Regulating coordination environment of Co single-atom through Ni/Co sulphides synergistic heterointerfaces towards efficient bifunctional oxygen electrocatalysts

Abstract

Achieving synergistic catalysis between different components and maintaining a high catalytic activity is an effective way to enhance the efficiencies of the oxygen reduction reaction (ORR) and oxygen evolution reaction (OER). In this study, we employed structural engineering to regulate the coordination environment of Co single-atoms through Ni/Co sulfide heterointerfaces in Ni₃S₂/Co₉S₈@Co-NC, thereby achieving an efficient bifunctional oxygen electrocatalyst. The as-prepared Ni₃S₂/Co₉S₈@Co-NC exhibited a low overpotential of 0.632 V and stably maintained excellent ORR/OER activities for approximately 100 h. In situ Raman spectroscopy, electron paramagnetic resonance spectroscopy, Bode phase plots, and alcohol-phenol probe analysis indicated that the interfacial electronic interactions between the Ni₃S₂ and Co₉S₈ played a key role in accelerating the phase transition of the intermediates during the OER. Furthermore, the synergistic interaction between the metal sulfide and Co single-atoms in the Ni₃S₂/Co₉S₈@Co-NC catalyst boosted the transition of intermediates, thereby leading to superior ORR activity.

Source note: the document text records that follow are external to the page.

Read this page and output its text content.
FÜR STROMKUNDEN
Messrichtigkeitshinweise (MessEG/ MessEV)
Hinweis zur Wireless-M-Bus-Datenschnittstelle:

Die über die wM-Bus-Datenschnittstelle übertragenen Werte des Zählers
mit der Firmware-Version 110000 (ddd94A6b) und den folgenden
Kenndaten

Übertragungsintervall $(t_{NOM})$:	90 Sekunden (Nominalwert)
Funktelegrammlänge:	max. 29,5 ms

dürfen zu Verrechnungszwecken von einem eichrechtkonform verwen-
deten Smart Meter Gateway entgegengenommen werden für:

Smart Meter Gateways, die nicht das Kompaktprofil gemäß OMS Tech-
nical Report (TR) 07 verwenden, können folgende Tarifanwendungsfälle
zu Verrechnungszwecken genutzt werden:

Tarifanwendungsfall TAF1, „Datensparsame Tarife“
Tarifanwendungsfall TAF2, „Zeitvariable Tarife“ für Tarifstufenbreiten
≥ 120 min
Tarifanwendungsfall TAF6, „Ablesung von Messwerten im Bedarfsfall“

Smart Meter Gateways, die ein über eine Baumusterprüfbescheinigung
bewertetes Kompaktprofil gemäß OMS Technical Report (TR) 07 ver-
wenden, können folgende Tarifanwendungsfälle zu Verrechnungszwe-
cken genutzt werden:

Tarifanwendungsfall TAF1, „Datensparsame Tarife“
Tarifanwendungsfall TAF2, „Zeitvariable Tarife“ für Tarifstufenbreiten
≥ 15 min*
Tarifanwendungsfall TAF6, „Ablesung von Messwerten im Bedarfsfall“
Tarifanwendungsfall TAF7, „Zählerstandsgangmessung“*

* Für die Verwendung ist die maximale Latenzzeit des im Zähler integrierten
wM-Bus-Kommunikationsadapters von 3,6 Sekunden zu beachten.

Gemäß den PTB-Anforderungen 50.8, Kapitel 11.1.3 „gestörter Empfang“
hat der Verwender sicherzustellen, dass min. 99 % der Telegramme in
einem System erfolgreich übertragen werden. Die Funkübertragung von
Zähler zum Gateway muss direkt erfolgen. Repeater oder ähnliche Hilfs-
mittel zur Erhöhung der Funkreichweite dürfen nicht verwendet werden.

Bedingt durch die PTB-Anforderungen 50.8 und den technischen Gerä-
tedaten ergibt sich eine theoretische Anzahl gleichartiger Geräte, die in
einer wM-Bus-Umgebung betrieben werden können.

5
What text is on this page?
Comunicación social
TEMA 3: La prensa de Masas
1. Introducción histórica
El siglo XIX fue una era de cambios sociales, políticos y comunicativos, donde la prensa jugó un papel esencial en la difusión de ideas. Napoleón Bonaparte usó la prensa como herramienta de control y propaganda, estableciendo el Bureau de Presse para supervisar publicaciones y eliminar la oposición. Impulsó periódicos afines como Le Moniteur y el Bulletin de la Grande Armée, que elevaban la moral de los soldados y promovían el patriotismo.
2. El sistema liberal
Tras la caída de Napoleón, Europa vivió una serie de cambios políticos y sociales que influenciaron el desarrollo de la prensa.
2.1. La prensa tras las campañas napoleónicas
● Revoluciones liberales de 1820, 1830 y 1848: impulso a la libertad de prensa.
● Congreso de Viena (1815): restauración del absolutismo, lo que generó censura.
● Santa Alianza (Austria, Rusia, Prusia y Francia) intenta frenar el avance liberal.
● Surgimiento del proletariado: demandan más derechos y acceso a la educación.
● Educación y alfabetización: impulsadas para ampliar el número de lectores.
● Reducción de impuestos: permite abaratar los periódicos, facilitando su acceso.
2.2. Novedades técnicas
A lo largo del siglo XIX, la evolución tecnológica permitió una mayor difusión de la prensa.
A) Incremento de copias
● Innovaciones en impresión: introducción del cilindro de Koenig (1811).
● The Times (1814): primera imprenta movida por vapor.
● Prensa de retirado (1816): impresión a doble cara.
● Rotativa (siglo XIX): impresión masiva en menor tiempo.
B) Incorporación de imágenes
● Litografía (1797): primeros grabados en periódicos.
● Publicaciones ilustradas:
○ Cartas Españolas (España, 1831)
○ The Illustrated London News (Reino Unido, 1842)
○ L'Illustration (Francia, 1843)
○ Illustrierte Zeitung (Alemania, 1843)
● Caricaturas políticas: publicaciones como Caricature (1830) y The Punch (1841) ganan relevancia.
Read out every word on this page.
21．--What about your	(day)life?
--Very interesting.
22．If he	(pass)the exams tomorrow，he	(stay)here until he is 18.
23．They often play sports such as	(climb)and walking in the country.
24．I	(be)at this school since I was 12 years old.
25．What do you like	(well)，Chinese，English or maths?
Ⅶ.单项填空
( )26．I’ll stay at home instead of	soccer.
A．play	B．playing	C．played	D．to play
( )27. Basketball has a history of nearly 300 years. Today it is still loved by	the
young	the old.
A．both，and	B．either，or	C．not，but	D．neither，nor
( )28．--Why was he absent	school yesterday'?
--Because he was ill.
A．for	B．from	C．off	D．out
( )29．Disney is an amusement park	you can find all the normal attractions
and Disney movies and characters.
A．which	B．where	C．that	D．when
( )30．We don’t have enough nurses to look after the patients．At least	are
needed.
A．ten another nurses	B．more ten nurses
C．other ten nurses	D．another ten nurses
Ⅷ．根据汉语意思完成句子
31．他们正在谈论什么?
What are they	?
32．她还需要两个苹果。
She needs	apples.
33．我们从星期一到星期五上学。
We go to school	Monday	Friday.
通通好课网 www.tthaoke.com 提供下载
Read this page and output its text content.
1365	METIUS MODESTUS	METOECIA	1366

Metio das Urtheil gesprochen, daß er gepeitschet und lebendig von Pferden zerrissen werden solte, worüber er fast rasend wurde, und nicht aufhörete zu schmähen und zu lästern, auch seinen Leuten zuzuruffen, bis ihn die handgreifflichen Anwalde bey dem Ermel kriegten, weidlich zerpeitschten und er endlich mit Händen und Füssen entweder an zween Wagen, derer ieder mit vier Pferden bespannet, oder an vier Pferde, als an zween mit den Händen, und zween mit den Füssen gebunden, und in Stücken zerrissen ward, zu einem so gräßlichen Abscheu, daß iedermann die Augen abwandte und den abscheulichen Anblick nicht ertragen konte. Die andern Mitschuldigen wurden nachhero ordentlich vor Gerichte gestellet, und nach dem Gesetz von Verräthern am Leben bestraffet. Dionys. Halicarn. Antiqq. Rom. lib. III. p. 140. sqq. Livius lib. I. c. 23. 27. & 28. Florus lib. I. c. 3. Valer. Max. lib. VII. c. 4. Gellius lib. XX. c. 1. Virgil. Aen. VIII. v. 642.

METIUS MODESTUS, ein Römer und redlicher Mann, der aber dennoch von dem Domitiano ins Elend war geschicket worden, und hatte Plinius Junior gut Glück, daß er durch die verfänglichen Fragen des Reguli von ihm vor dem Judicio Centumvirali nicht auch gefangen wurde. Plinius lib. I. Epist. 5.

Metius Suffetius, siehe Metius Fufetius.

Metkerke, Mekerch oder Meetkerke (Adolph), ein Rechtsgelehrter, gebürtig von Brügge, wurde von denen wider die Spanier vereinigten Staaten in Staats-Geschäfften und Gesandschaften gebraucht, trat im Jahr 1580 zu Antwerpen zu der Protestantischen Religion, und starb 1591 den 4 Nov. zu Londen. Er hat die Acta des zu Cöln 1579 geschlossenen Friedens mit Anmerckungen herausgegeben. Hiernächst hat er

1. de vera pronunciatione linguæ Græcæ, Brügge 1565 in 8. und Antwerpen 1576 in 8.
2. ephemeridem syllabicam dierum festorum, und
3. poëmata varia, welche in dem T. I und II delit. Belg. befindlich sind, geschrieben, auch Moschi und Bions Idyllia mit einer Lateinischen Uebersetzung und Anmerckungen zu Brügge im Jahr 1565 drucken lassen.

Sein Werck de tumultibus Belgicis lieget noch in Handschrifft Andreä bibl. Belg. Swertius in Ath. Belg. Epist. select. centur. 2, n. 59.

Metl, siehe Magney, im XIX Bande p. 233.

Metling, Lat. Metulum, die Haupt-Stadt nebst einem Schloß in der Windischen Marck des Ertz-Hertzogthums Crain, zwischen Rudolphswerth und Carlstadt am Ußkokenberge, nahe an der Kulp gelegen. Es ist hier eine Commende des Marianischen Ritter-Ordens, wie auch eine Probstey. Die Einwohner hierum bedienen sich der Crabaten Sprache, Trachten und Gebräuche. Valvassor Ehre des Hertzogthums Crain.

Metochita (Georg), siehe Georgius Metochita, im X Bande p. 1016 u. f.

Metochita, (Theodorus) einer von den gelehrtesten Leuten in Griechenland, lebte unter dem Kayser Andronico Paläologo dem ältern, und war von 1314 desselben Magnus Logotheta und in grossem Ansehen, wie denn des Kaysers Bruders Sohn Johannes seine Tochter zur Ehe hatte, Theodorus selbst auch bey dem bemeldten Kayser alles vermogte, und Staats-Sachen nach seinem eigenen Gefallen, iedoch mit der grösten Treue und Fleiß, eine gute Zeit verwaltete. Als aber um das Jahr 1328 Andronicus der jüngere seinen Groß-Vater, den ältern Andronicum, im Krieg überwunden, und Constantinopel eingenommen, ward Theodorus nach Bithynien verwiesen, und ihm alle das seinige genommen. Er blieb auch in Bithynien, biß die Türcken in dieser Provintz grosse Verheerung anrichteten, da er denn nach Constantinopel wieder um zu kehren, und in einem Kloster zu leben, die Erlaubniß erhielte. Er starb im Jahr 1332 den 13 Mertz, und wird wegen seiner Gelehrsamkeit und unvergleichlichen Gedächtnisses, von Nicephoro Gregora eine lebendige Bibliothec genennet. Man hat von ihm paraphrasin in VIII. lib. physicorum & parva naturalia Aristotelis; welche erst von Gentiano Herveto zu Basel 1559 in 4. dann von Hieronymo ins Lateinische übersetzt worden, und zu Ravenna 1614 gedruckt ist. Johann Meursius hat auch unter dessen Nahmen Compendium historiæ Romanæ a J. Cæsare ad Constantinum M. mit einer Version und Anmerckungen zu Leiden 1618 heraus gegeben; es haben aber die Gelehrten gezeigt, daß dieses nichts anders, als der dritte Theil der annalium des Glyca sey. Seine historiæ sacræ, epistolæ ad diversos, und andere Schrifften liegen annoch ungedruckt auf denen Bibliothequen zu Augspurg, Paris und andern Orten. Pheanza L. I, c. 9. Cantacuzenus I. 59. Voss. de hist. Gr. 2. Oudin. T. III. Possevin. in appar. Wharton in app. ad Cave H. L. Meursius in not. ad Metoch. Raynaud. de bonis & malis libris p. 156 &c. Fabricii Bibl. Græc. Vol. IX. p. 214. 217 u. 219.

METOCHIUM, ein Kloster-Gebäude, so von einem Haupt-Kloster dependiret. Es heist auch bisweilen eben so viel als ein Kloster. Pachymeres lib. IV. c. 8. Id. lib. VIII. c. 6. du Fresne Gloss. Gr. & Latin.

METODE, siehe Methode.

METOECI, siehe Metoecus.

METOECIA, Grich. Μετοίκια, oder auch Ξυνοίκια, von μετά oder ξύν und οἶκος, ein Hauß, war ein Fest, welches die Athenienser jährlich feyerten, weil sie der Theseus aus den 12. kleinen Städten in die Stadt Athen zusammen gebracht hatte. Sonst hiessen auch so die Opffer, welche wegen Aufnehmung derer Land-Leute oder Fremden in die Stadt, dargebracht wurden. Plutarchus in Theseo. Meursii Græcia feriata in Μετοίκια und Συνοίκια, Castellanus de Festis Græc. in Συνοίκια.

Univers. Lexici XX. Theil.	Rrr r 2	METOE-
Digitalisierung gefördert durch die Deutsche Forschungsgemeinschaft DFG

Remarkably, the Ni₃S₂/Co₉S₈@Co-NC-based zinc–air battery (ZAB) exhibited a voltage of 1.53 V, power density of 187 mW cm⁻², and longer charge–discharge cyclic stability of 1000 cycles, all of which were higher than those of the Pt/Ir/C-based ZAB (1.51 V, 165 mW cm⁻², 450 cycles, respectively). This exceptional performance demonstrates a valuable prospect for designing high-efficiency and non-precious metal-based bifunctional catalysts via interface and atom-level engineering.